John McIntyre - Booklover
Died 10 June 2017, aged 65
John McIntyre wasn’t just an advocate of children’s books; he wasn’t just a person who believed that
reading was important for kids. John was different; he was
somebody who got up and did something about that belief.
|Ruth & John McIntyre, |
Children's Bookshop, Kilbirnie, Wellington, NZ, Nov 2011.
He and his wife Ruth took a brave and perilous step when they opened their Children’s Bookshop in Kilbirnie 25 years ago. Just to have succeeded in that business would have been sufficient achievement in itself.
But John (and Ruth) – and please imagine that the words “and Ruth” reappear throughout this note – went far beyond bookselling. They became a focus of children’s literature, both locally and nationally. The Children’s Bookshop was a place where you got good advice from people who had actually read the books.
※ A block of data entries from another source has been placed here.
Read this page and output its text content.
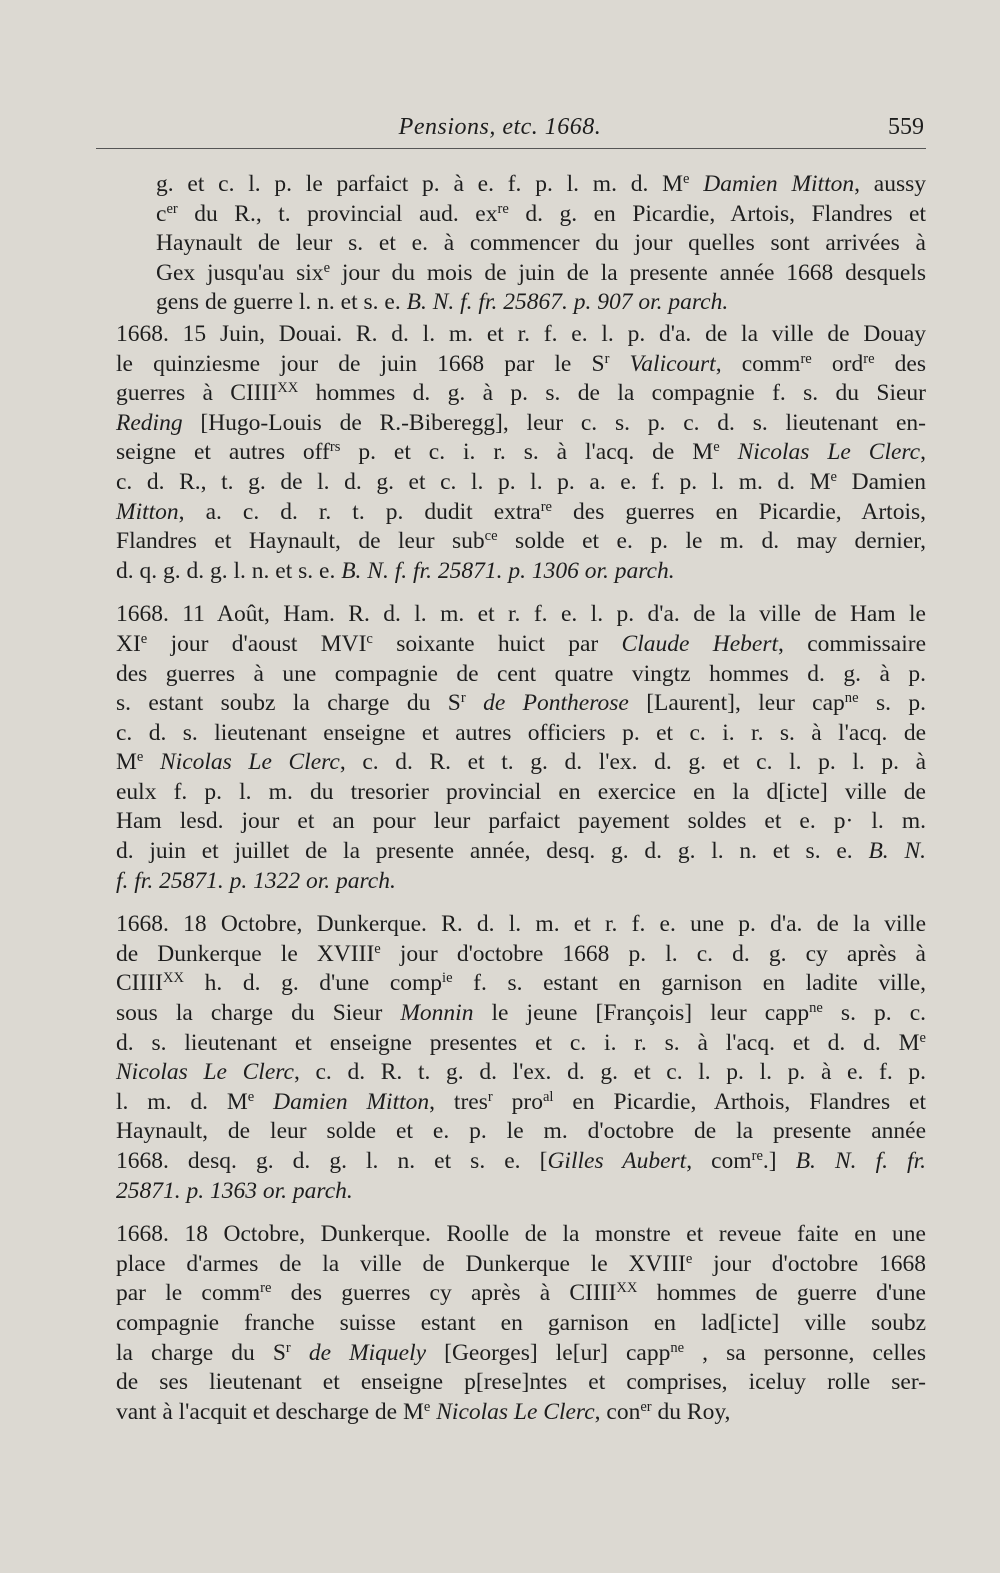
Pensions, etc. 1668.	559
g. et c. l. p. le parfaict p. à e. f. p. l. m. d. Me Damien Mitton, aussy
$c^{er}$ du R., t. provincial aud. $ex^{re}$ d. g. en Picardie, Artois, Flandres et
Haynault de leur s. et e. à commencer du jour quelles sont arrivées à
Gex jusqu'au six$^e$ jour du mois de juin de la presente année 1668 desquels
gens de guerre l. n. et s. e. B. N. f. fr. 25867. p. 907 or. parch.
1668. 15 Juin, Douai. R. d. l. m. et r. f. e. l. p. d'a. de la ville de Douay
le quinziesme jour de juin 1668 par le $S^r$ Valicourt, comm$^{re}$ ord$^{re}$ des
guerres à $CIIII^{XX}$ hommes d. g. à p. s. de la compagnie f. s. du Sieur
Reding [Hugo-Louis de R.-Biberegg], leur c. s. p. c. d. s. lieutenant en-
seigne et autres off$^{rs}$ p. et c. i. r. s. à l'acq. de Me Nicolas Le Clerc,
c. d. R., t. g. de l. d. g. et c. l. p. l. p. a. e. f. p. l. m. d. Me Damien
Mitton, a. c. d. r. t. p. dudit extra$^{re}$ des guerres en Picardie, Artois,
Flandres et Haynault, de leur sub$^{ce}$ solde et e. p. le m. d. may dernier,
d. q. g. d. g. l. n. et s. e. B. N. f. fr. 25871. p. 1306 or. parch.
1668. 11 Août, Ham. R. d. l. m. et r. f. e. l. p. d'a. de la ville de Ham le
XIe jour d'aoust MVI$^c$ soixante huict par Claude Hebert, commissaire
des guerres à une compagnie de cent quatre vingtz hommes d. g. à p.
s. estant soubz la charge du $S^r$ de Pontherose [Laurent], leur cap$^{ne}$ s. p.
c. d. s. lieutenant enseigne et autres officiers p. et c. i. r. s. à l'acq. de
Me Nicolas Le Clerc, c. d. R. et t. g. d. l'ex. d. g. et c. l. p. l. p. à
eulx f. p. l. m. du tresorier provincial en exercice en la d[icte] ville de
Ham lesd. jour et an pour leur parfaict payement soldes et e. p· l. m.
d. juin et juillet de la presente année, desq. g. d. g. l. n. et s. e. B. N.
f. fr. 25871. p. 1322 or. parch.
1668. 18 Octobre, Dunkerque. R. d. l. m. et r. f. e. une p. d'a. de la ville
de Dunkerque le XVIIIe jour d'octobre 1668 p. l. c. d. g. cy après à
$CIIII^{XX}$ h. d. g. d'une comp$^{ie}$ f. s. estant en garnison en ladite ville,
sous la charge du Sieur Monnin le jeune [François] leur capp$^{ne}$ s. p. c.
d. s. lieutenant et enseigne presentes et c. i. r. s. à l'acq. et d. d. Me
Nicolas Le Clerc, c. d. R. t. g. d. l'ex. d. g. et c. l. p. l. p. à e. f. p.
l. m. d. Me Damien Mitton, tres$^r$ pro$^{al}$ en Picardie, Arthois, Flandres et
Haynault, de leur solde et e. p. le m. d'octobre de la presente année
1668. desq. g. d. g. l. n. et s. e. [Gilles Aubert, com$^{re}$.] B. N. f. fr.
25871. p. 1363 or. parch.
1668. 18 Octobre, Dunkerque. Roolle de la monstre et reveue faite en une
place d'armes de la ville de Dunkerque le XVIIIe jour d'octobre 1668
par le comm$^{re}$ des guerres cy après à $CIIII^{XX}$ hommes de guerre d'une
compagnie franche suisse estant en garnison en lad[icte] ville soubz
la charge du $S^r$ de Miquely [Georges] le[ur] capp$^{ne}$ , sa personne, celles
de ses lieutenant et enseigne p[rese]ntes et comprises, iceluy rolle ser-
vant à l'acquit et descharge de Me Nicolas Le Clerc, con$^{er}$ du Roy,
The shop was much more than a shop. It was also a meeting place, where visits by writers were organised, so that children could meet the authors and artists who created their books. John also drove writers around schools and sometimes he was the one who rang the schools to arrange those visits. Book launches and other literary celebrations were held in the bookshop, and it was a rare one where John’s voice wasn’t heard singing the praises of a book.
When he agreed to review books for Radio New Zealand, John showed another of his talents. John understood people. He refused to take any payment for all those radio talks. He explained his reasoning to me. If he had been paid, sooner or later some bean-counter would have sacked him to save money. Since he was free, he would be allowed to carry on. And he was. For over fifteen years he recorded his book talks. Over 300 of them; perhaps a thousand books in all.
His motto was “I don’t see myself as a reviewer; I’m a cheerleader.” John always refused to comment on books he disliked. This was because - as John put it, “Life is too short to drink bad wine or read bad books.” (Because of his kidney transplant, John didn't drink wine, but he knew a good saying when he met one.)
Look at any aspect of books for young people and John was there. He was a judge of the Children’s Book Awards. He campaigned to get Margaret Mahy’s early books back into print. He spoke up against bigotry and censorship.
Life was too short for John. He had to fight serious health issues but he never allowed them to limit his enthusiastic support for the causes he loved. And in turn, he was loved by radio listeners, by parents, by teachers, by book-buying parents and grandparents, by writers, by illustrators, by librarians, by publishers. Above all he was appreciated by the young people into whose hands he guided the right book.
His enthusiasm, his family values, his generosity of spirit, his belief that we should trust young people, his love of a good well-told story – all of these were important aspects of that lovely man we knew as John McIntyre.
He was a great role-model. It has been an honour and a pleasure to know him.